There was a time when you could get on Hulu and Netflix to watch just about every Chuck Norris movie ever made. Nowadays, I challenge anyone to find a streaming service that offers classic Chuck Norris flicks like Breaker! Breaker!, Hero and the Terror, or Silent Rage. The same thing goes for the classic Rambo movies. Not the reboots from the 2000s but the old ones from the '80s. I mean, these are classic movies, classic action flicks by icons in the industry even by today's standards. How are these films not available on the major streaming platforms that promise endless hours of entertainment?
Streaming was a change that promised unlimited access to the movies through the ages. In the beginning, that is pretty close to what we had. These days, platforms cater only to the new and the popular. Even streaming platforms are chopping their own content from their services for some reason. If I'm paying for your service to watch content you produced then why wouldn't you leave it there?
I'll tell you why. Greed.
Content requires disk space. Content delivery requires processing. Content delivery requires data throughput. Third party content typically requires licensing costs. Streaming platforms are all about operating at as low of a cost as possible to maximize income and profits from subscriptions. The more content they have to provide then the more disk space they need to pay for. Licensing costs and royalties to actors (and others) are paid per contract agreement and streaming output. By choosing content that is cheaper to license and/or includes cheaper royalties, platforms can offer "tons of content" but not "everything under the sun" to squeeze the most out of each subscription fee as possible.
I miss the days of being able to find damn near anything over a small number of platforms compared to today of not being able to find anything but the newest content spread across dozens of platforms. Since the invention of Napster and the whole "downloading music is piracy" days with Metallica, creators have abhorred sharing sites and apps like Napster and ShareBear but as streaming platforms reduce their offerings so less current or less popular shows and movies become harder and harder to find I think we will see a resurgence of these "pirate" services. People will want to watch these shows, to share them with their children, to reminisce with childhood favorites, to explore classic movies that their friends may have recommended, or just in general to expand their horizons and watch things they've never seen before.
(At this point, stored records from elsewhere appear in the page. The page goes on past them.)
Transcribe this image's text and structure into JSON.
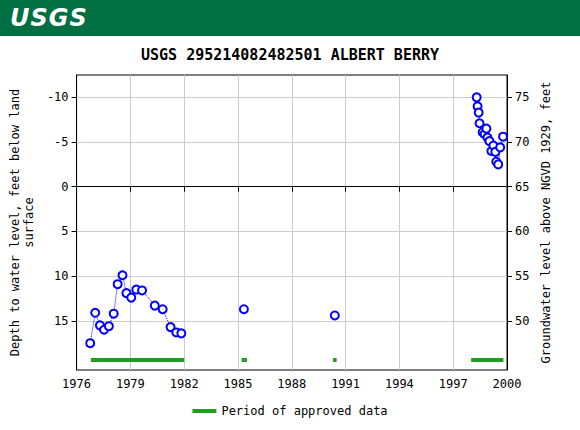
{
  "header": {
    "text": "USGS"
  },
  "chart_data": {
    "type": "line",
    "title": "USGS 295214082482501 ALBERT BERRY",
    "y_label": "Depth to water level, feet below land\nsurface",
    "y2_label": "Groundwater level above NGVD 1929, feet",
    "x": [
      1976.76,
      1977.04,
      1977.3,
      1977.53,
      1977.8,
      1978.07,
      1978.29,
      1978.56,
      1978.78,
      1979.05,
      1979.33,
      1979.65,
      1980.36,
      1980.8,
      1981.24,
      1981.56,
      1981.84,
      1983.5,
      1985.33,
      1988.0,
      1990.4,
      1994.0,
      1998.31,
      1998.36,
      1998.42,
      1998.47,
      1998.64,
      1998.75,
      1998.85,
      1998.91,
      1999.02,
      1999.13,
      1999.24,
      1999.35,
      1999.4,
      1999.51,
      1999.62,
      1999.78
    ],
    "series": [
      {
        "color": "#0000ff",
        "marker": "circle",
        "line_style": "dotted",
        "values": [
          17.5,
          14.1,
          15.5,
          16.0,
          15.6,
          14.2,
          10.9,
          9.9,
          11.9,
          12.4,
          11.5,
          11.6,
          13.3,
          13.7,
          15.7,
          16.3,
          16.4,
          null,
          13.7,
          null,
          14.4,
          null,
          -10.0,
          -9.0,
          -8.3,
          -7.1,
          -6.1,
          -5.9,
          -6.5,
          -5.5,
          -5.1,
          -4.0,
          -4.6,
          -3.9,
          -2.8,
          -2.5,
          -4.4,
          -5.6
        ]
      }
    ],
    "approved_periods": {
      "name": "Period of approved data",
      "color": "#1f9e1f",
      "ranges": [
        [
          1976.8,
          1982.0
        ],
        [
          1985.2,
          1985.5
        ],
        [
          1990.3,
          1990.5
        ],
        [
          1998.0,
          1999.8
        ]
      ]
    },
    "xlim": [
      1976,
      2000
    ],
    "xticks": [
      1976,
      1979,
      1982,
      1985,
      1988,
      1991,
      1994,
      1997,
      2000
    ],
    "ylim": [
      20.5,
      -12.5
    ],
    "yticks": [
      -10,
      -5,
      0,
      5,
      10,
      15
    ],
    "y2lim": [
      44.5,
      77.5
    ],
    "y2ticks": [
      50,
      55,
      60,
      65,
      70,
      75
    ],
    "grid": true,
    "legend": "bottom"
  }
}
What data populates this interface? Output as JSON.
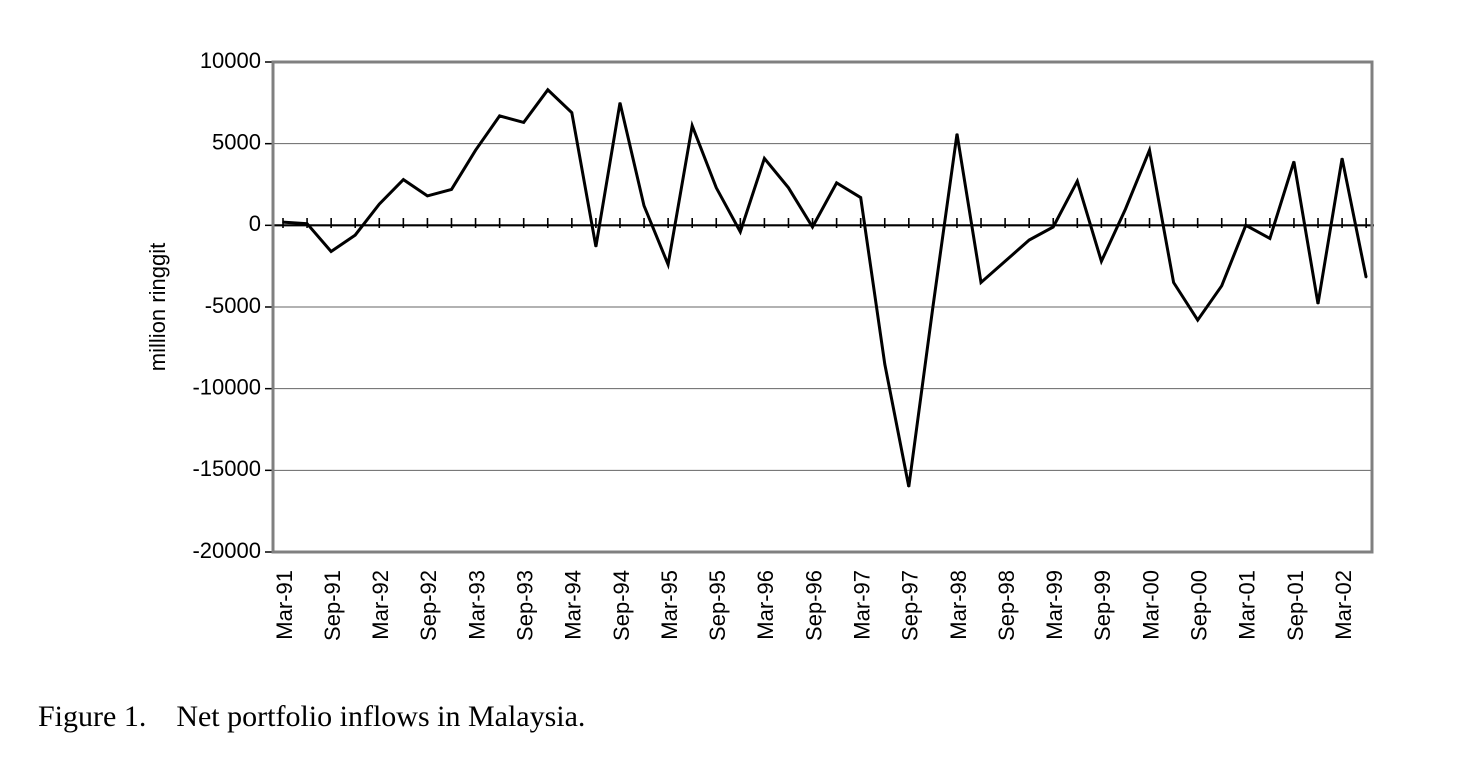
{
  "caption": "Figure 1.    Net portfolio inflows in Malaysia.",
  "chart_data": {
    "type": "line",
    "title": "",
    "xlabel": "",
    "ylabel": "million ringgit",
    "ylim": [
      -20000,
      10000
    ],
    "yticks": [
      10000,
      5000,
      0,
      -5000,
      -10000,
      -15000,
      -20000
    ],
    "grid": "horizontal",
    "legend": "none",
    "x_tick_labels": [
      "Mar-91",
      "Sep-91",
      "Mar-92",
      "Sep-92",
      "Mar-93",
      "Sep-93",
      "Mar-94",
      "Sep-94",
      "Mar-95",
      "Sep-95",
      "Mar-96",
      "Sep-96",
      "Mar-97",
      "Sep-97",
      "Mar-98",
      "Sep-98",
      "Mar-99",
      "Sep-99",
      "Mar-00",
      "Sep-00",
      "Mar-01",
      "Sep-01",
      "Mar-02"
    ],
    "x": [
      "Mar-91",
      "Jun-91",
      "Sep-91",
      "Dec-91",
      "Mar-92",
      "Jun-92",
      "Sep-92",
      "Dec-92",
      "Mar-93",
      "Jun-93",
      "Sep-93",
      "Dec-93",
      "Mar-94",
      "Jun-94",
      "Sep-94",
      "Dec-94",
      "Mar-95",
      "Jun-95",
      "Sep-95",
      "Dec-95",
      "Mar-96",
      "Jun-96",
      "Sep-96",
      "Dec-96",
      "Mar-97",
      "Jun-97",
      "Sep-97",
      "Dec-97",
      "Mar-98",
      "Jun-98",
      "Sep-98",
      "Dec-98",
      "Mar-99",
      "Jun-99",
      "Sep-99",
      "Dec-99",
      "Mar-00",
      "Jun-00",
      "Sep-00",
      "Dec-00",
      "Mar-01",
      "Jun-01",
      "Sep-01",
      "Dec-01",
      "Mar-02",
      "Jun-02"
    ],
    "series": [
      {
        "color": "#000000",
        "values": [
          200,
          100,
          -1600,
          -600,
          1300,
          2800,
          1800,
          2200,
          4600,
          6700,
          6300,
          8300,
          6900,
          -1300,
          7500,
          1200,
          -2400,
          6100,
          2300,
          -400,
          4100,
          2300,
          -100,
          2600,
          1700,
          -8500,
          -16000,
          -5000,
          5600,
          -3500,
          -2200,
          -900,
          -100,
          2700,
          -2200,
          1000,
          4600,
          -3500,
          -5800,
          -3700,
          0,
          -800,
          3900,
          -4800,
          4100,
          -3200
        ]
      }
    ]
  }
}
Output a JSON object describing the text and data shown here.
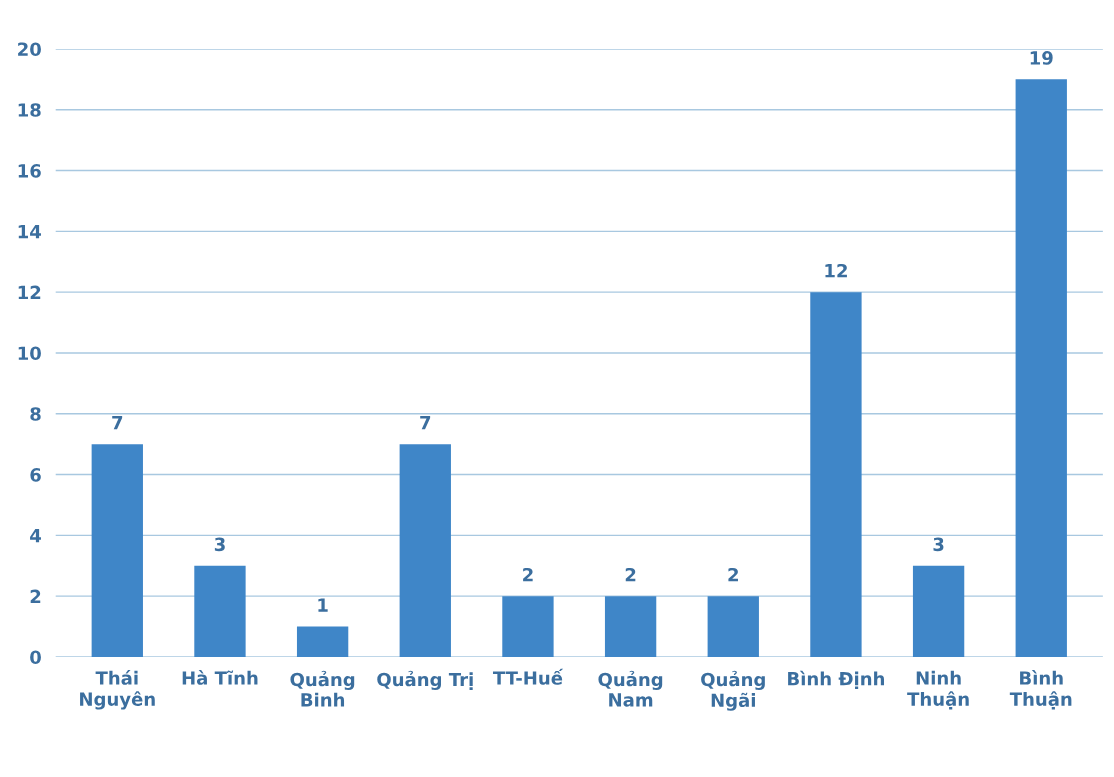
{
  "chart_data": {
    "type": "bar",
    "categories": [
      "Thái\nNguyên",
      "Hà Tĩnh",
      "Quảng\nBinh",
      "Quảng Trị",
      "TT-Huế",
      "Quảng\nNam",
      "Quảng\nNgãi",
      "Bình Định",
      "Ninh\nThuận",
      "Bình\nThuận"
    ],
    "values": [
      7,
      3,
      1,
      7,
      2,
      2,
      2,
      12,
      3,
      19
    ],
    "color": "#3f86c8",
    "ylim": [
      0,
      20
    ],
    "yticks": [
      0,
      2,
      4,
      6,
      8,
      10,
      12,
      14,
      16,
      18,
      20
    ],
    "grid": "y",
    "data_labels": true
  }
}
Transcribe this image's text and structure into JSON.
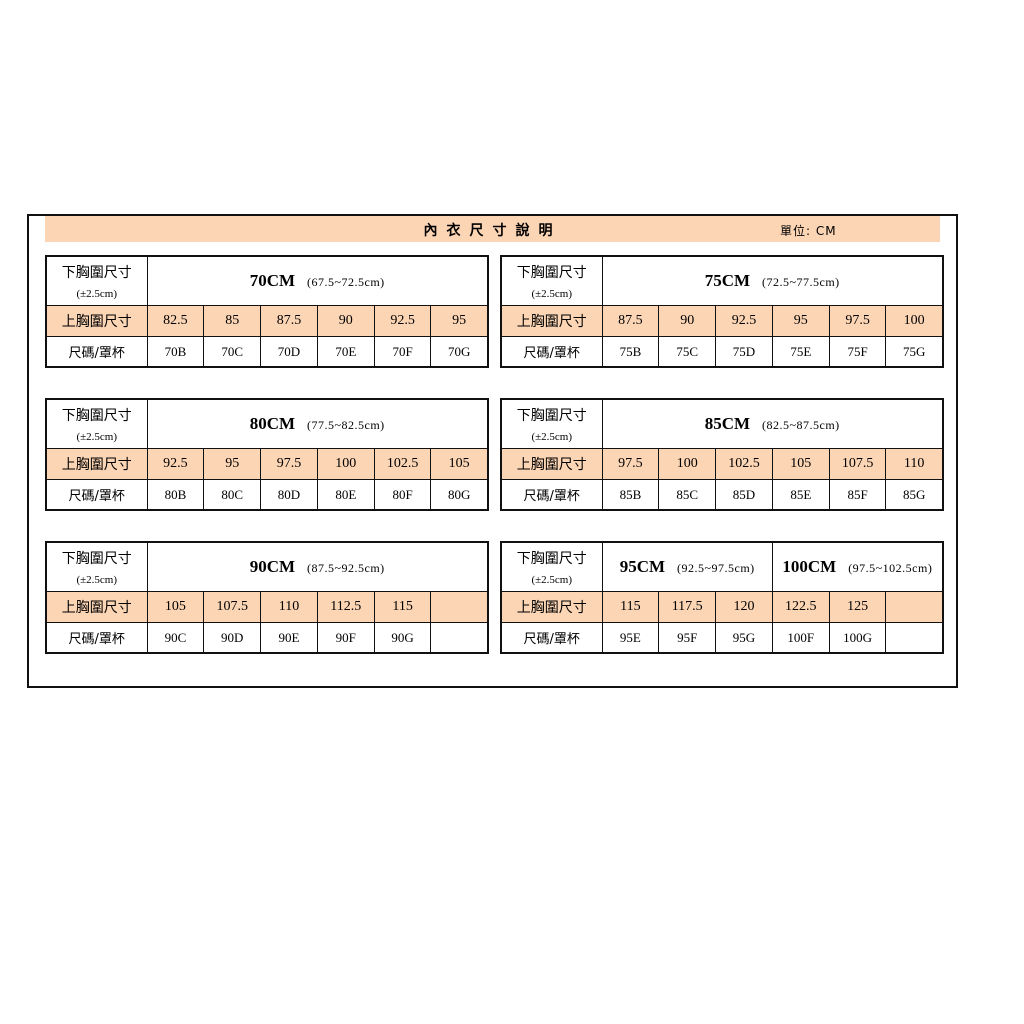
{
  "header": {
    "title": "內衣尺寸說明",
    "unit": "單位: CM"
  },
  "labels": {
    "under": "下胸圍尺寸",
    "tolerance": "(±2.5cm)",
    "over": "上胸圍尺寸",
    "size": "尺碼/罩杯"
  },
  "tables": [
    {
      "groups": [
        {
          "band": "70CM",
          "range": "(67.5~72.5cm)",
          "span": 6
        }
      ],
      "over": [
        "82.5",
        "85",
        "87.5",
        "90",
        "92.5",
        "95"
      ],
      "sizes": [
        "70B",
        "70C",
        "70D",
        "70E",
        "70F",
        "70G"
      ]
    },
    {
      "groups": [
        {
          "band": "75CM",
          "range": "(72.5~77.5cm)",
          "span": 6
        }
      ],
      "over": [
        "87.5",
        "90",
        "92.5",
        "95",
        "97.5",
        "100"
      ],
      "sizes": [
        "75B",
        "75C",
        "75D",
        "75E",
        "75F",
        "75G"
      ]
    },
    {
      "groups": [
        {
          "band": "80CM",
          "range": "(77.5~82.5cm)",
          "span": 6
        }
      ],
      "over": [
        "92.5",
        "95",
        "97.5",
        "100",
        "102.5",
        "105"
      ],
      "sizes": [
        "80B",
        "80C",
        "80D",
        "80E",
        "80F",
        "80G"
      ]
    },
    {
      "groups": [
        {
          "band": "85CM",
          "range": "(82.5~87.5cm)",
          "span": 6
        }
      ],
      "over": [
        "97.5",
        "100",
        "102.5",
        "105",
        "107.5",
        "110"
      ],
      "sizes": [
        "85B",
        "85C",
        "85D",
        "85E",
        "85F",
        "85G"
      ]
    },
    {
      "groups": [
        {
          "band": "90CM",
          "range": "(87.5~92.5cm)",
          "span": 6
        }
      ],
      "over": [
        "105",
        "107.5",
        "110",
        "112.5",
        "115",
        ""
      ],
      "sizes": [
        "90C",
        "90D",
        "90E",
        "90F",
        "90G",
        ""
      ]
    },
    {
      "groups": [
        {
          "band": "95CM",
          "range": "(92.5~97.5cm)",
          "span": 3
        },
        {
          "band": "100CM",
          "range": "(97.5~102.5cm)",
          "span": 3
        }
      ],
      "over": [
        "115",
        "117.5",
        "120",
        "122.5",
        "125",
        ""
      ],
      "sizes": [
        "95E",
        "95F",
        "95G",
        "100F",
        "100G",
        ""
      ]
    }
  ]
}
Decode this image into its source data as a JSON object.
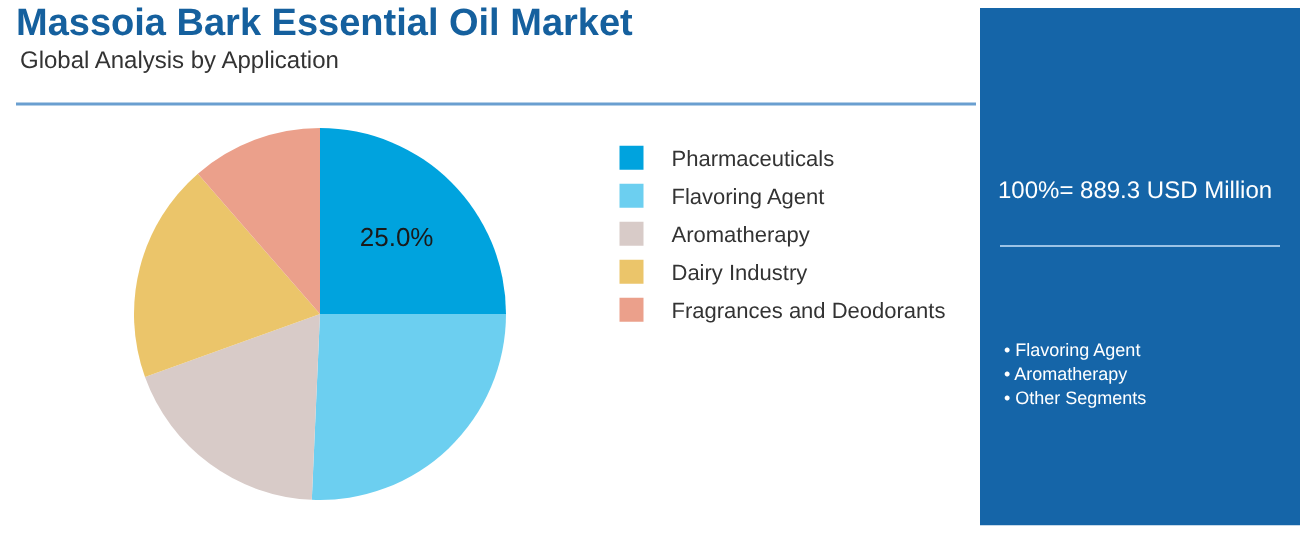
{
  "chart_data": {
    "type": "pie",
    "title": "Massoia Bark Essential Oil Market",
    "subtitle": "Global Analysis by Application",
    "categories": [
      "Pharmaceuticals",
      "Flavoring Agent",
      "Aromatherapy",
      "Dairy Industry",
      "Fragrances and Deodorants"
    ],
    "values": [
      25.0,
      25.7,
      18.8,
      19.1,
      11.4
    ],
    "colors": [
      "#00a3de",
      "#6ccff0",
      "#d8cbc8",
      "#ebc56a",
      "#eba08b"
    ],
    "value_labels": [
      "25.0%",
      null,
      null,
      null,
      null
    ],
    "legend": "right",
    "annotations": [
      "100%= 889.3 USD Million",
      "• Flavoring Agent",
      "• Aromatherapy",
      "• Other Segments"
    ]
  }
}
But in the absence of platforms that offer these flicks, people will turn to other sources to find what it is they want to watch.
Streaming started off with a promise to let us watch what we wanted when we wanted and from anywhere. Nowadays, that promise is slowly being eroded. Change dictates that new content will replace the old but back in the day you could still find the old stuff in terms DVD sales at retail stores and Redbox locations. Most major retailers only sell limited options for DVDs and Redbox seems to be dying like Blockbuster. This lose of retail options combined with the growing lose of content on streaming platforms will only lead back to the dreaded days of digital piracy.